A telemetry function is an option, including two on-board cameras, so you can record your best laps on trackdays around the world and swap data with like-minded Huracan Evo-owning mates via a dedicated app.
It includes voice control (and Siri if your iPhone’s connected), and a surprisingly effective fingertip shortcut mode when the car’s moving to help keep your eyes on the road. To alter the volume, trace two fingers up or down the screen; to mute it tap three. It’ll be interesting to see how well the system works on the road.
The price is a potential stumbling block. After taxes, registration fees and the like, the Huracan Evo is expected to carry an on-the-road price of £206,000 in the UK when deliveries begin in spring 2019. That’s a lot of money, no question. For context, the launch Huracan cost £186,760 in 2014.
The sublime Ferrari 488 GTB costs somewhere around the £200,000 mark at the time of writing, and the even-faster McLaren 720S not much more than the Huracan (while the McLaren 570S, a closer rival on paper, is more affordable than the Lambo).
Is the Huracan as much fun as either? On the basis of this track-only first acquaintance, it’s far closer than it was in its original guise. It’s a pin-point accurate apex shooter in Corsa, or an oversteer-hungry hooligan in Sport. In short, it’s a fabulous plaything.
Gut feel says the Ferrari is marginally more exciting, and McLaren’s 570 and 720 respectively offer purer and more visceral driving experiences.

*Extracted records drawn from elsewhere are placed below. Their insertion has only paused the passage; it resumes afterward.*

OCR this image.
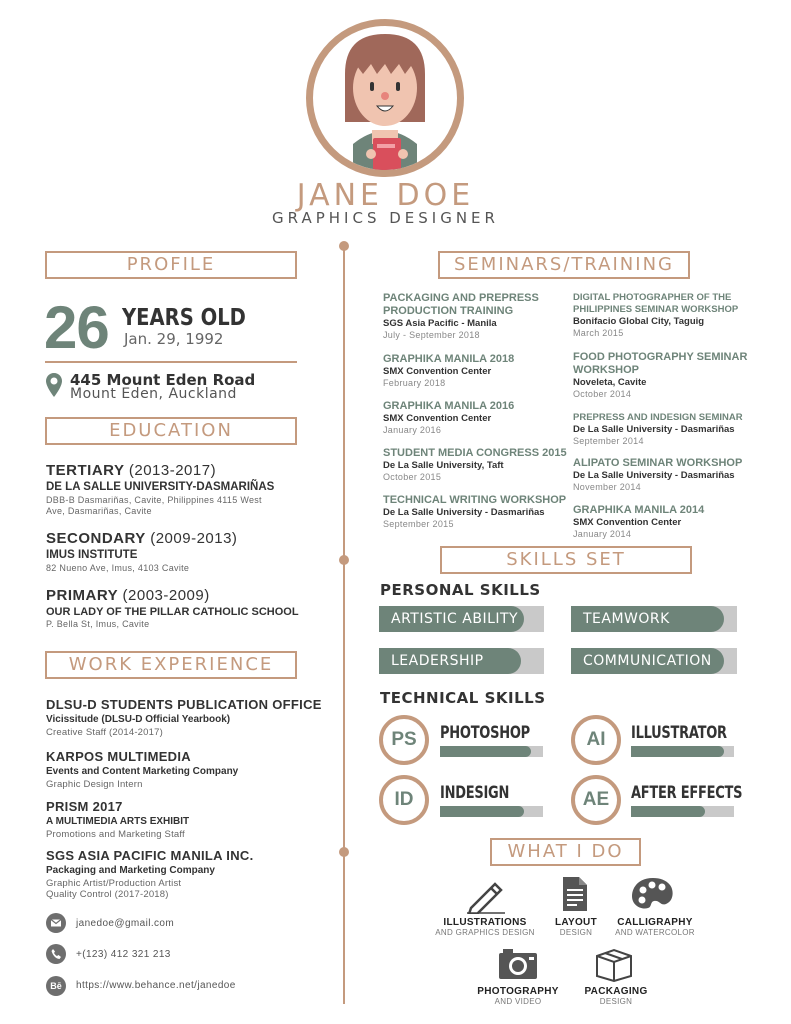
JANE DOE
GRAPHICS DESIGNER
PROFILE
26 YEARS OLD
Jan. 29, 1992
445 Mount Eden Road
Mount Eden, Auckland
EDUCATION
TERTIARY (2013-2017)
DE LA SALLE UNIVERSITY-DASMARIÑAS
DBB-B Dasmariñas, Cavite, Philippines 4115 West
Ave, Dasmariñas, Cavite
SECONDARY (2009-2013)
IMUS INSTITUTE
82 Nueno Ave, Imus, 4103 Cavite
PRIMARY (2003-2009)
OUR LADY OF THE PILLAR CATHOLIC SCHOOL
P. Bella St, Imus, Cavite
WORK EXPERIENCE
DLSU-D STUDENTS PUBLICATION OFFICE
Vicissitude (DLSU-D Official Yearbook)
Creative Staff (2014-2017)
KARPOS MULTIMEDIA
Events and Content Marketing Company
Graphic Design Intern
PRISM 2017
A MULTIMEDIA ARTS EXHIBIT
Promotions and Marketing Staff
SGS ASIA PACIFIC MANILA INC.
Packaging and Marketing Company
Graphic Artist/Production Artist
Quality Control (2017-2018)
janedoe@gmail.com
+(123) 412 321 213
Bē	https://www.behance.net/janedoe
SEMINARS/TRAINING
PACKAGING AND PREPRESS
PRODUCTION TRAINING
SGS Asia Pacific - Manila
July - September 2018
GRAPHIKA MANILA 2018
SMX Convention Center
February 2018
GRAPHIKA MANILA 2016
SMX Convention Center
January 2016
STUDENT MEDIA CONGRESS 2015
De La Salle University, Taft
October 2015
TECHNICAL WRITING WORKSHOP
De La Salle University - Dasmariñas
September 2015
DIGITAL PHOTOGRAPHER OF THE
PHILIPPINES SEMINAR WORKSHOP
Bonifacio Global City, Taguig
March 2015
FOOD PHOTOGRAPHY SEMINAR
WORKSHOP
Noveleta, Cavite
October 2014
PREPRESS AND INDESIGN SEMINAR
De La Salle University - Dasmariñas
September 2014
ALIPATO SEMINAR WORKSHOP
De La Salle University - Dasmariñas
November 2014
GRAPHIKA MANILA 2014
SMX Convention Center
January 2014
SKILLS SET
PERSONAL SKILLS
ARTISTIC ABILITY	TEAMWORK
LEADERSHIP	COMMUNICATION
TECHNICAL SKILLS
PS	PHOTOSHOP	AI	ILLUSTRATOR
ID	INDESIGN	AE	AFTER EFFECTS
WHAT I DO
ILLUSTRATIONS
AND GRAPHICS DESIGN
LAYOUT
DESIGN
CALLIGRAPHY
AND WATERCOLOR
PHOTOGRAPHY
AND VIDEO
PACKAGING
DESIGN
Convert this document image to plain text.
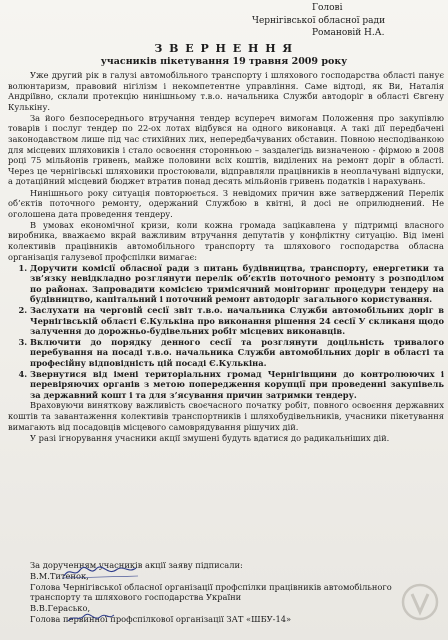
Голові
Чернігівської обласної ради
Романовій Н.А.
З В Е Р Н Е Н Н Я
учасників пікетування 19 травня 2009 року

Уже другий рік в галузі автомобільного транспорту і шляхового господарства області панує волюнтаризм, правовий нігілізм і некомпетентне управління. Саме відтоді, як Ви, Наталія Андріївно, склали протекцію нинішньому т.в.о. начальника Служби автодоріг в області Євгену Кулькіну.

За його безпосереднього втручання тендер всупереч вимогам Положення про закупівлю товарів і послуг тендер по 22-ох лотах відбувся на одного виконавця. А такі дії передбачені законодавством лише під час стихійних лих, непередбачуваних обставин. Повною несподіванкою для місцевих шляховиків і стало освоєння сторонньою – заздалегідь визначеною - фірмою в 2008 році 75 мільйонів гривень, майже половини всіх коштів, виділених на ремонт доріг в області. Через це чернігівські шляховики простоювали, відправляли працівників в неоплачувані відпуски, а дотаційний місцевий бюджет втратив понад десять мільйонів гривень податків і нарахувань.

Нинішнього року ситуація повторюється. З невідомих причин вже затверджений Перелік об’єктів поточного ремонту, одержаний Службою в квітні, й досі не оприлюднений. Не оголошена дата проведення тендеру.

В умовах економічної кризи, коли кожна громада зацікавлена у підтримці власного виробника, вважаємо вкрай важливим втручання депутатів у конфліктну ситуацію. Від імені колективів працівників автомобільного транспорту та шляхового господарства обласна організація галузевої профспілки вимагає:

1. Доручити комісії обласної ради з питань будівництва, транспорту, енергетики та зв’язку невідкладно розглянути перелік об’єктів поточного ремонту з розподілом по районах. Запровадити комісією тримісячний моніторинг процедури тендеру на будівництво, капітальний і поточний ремонт автодоріг загального користування.
2. Заслухати на черговій сесії звіт т.в.о. начальника Служби автомобільних доріг в Чернігівській області Є.Кулькіна про виконання рішення 24 сесії У скликаня щодо залучення до дорожньо-будівельних робіт місцевих виконавців.
3. Включити до порядку денного сесії та розглянути доцільність тривалого перебування на посаді т.в.о. начальника Служби автомобільних доріг в області та професійну відповідність цій посаді Є.Кулькіна.
4. Звернутися від імені територіальних громад Чернігівщини до контролюючих і перевіряючих органів з метою попередження корупції при проведенні закупівель за державний кошт і та для з’ясування причин затримки тендеру.

Враховуючи виняткову важливість своєчасного початку робіт, повного освоєння державних коштів та завантаження колективів транспортників і шляхобудівельників, учасники пікетування вимагають від посадовців місцевого самоврядування рішучих дій.

У разі ігнорування учасники акції змушені будуть вдатися до радикальніших дій.

За дорученням учасників акції заяву підписали:
В.М.Титенок,
Голова Чернігівської обласної організації профспілки працівників автомобільного
транспорту та шляхового господарства України
В.В.Герасько,
Голова первинної профспілкової організації ЗАТ «ШБУ-14»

But to judge the Huracan in dispassionate better-than, worse-than terms is to miss the point. It’s always been an almost unbearably charismatic machine, and it now has the dynamic chops to back up its delectable styling and old-school engine. Chasing another Huracan Evo under the floodlights in Bahrain, blue flames licking from its exhaust and 5.2-litre V10 reaching for the stars, it’s hard to think of many more desirable cars on sale in the world today.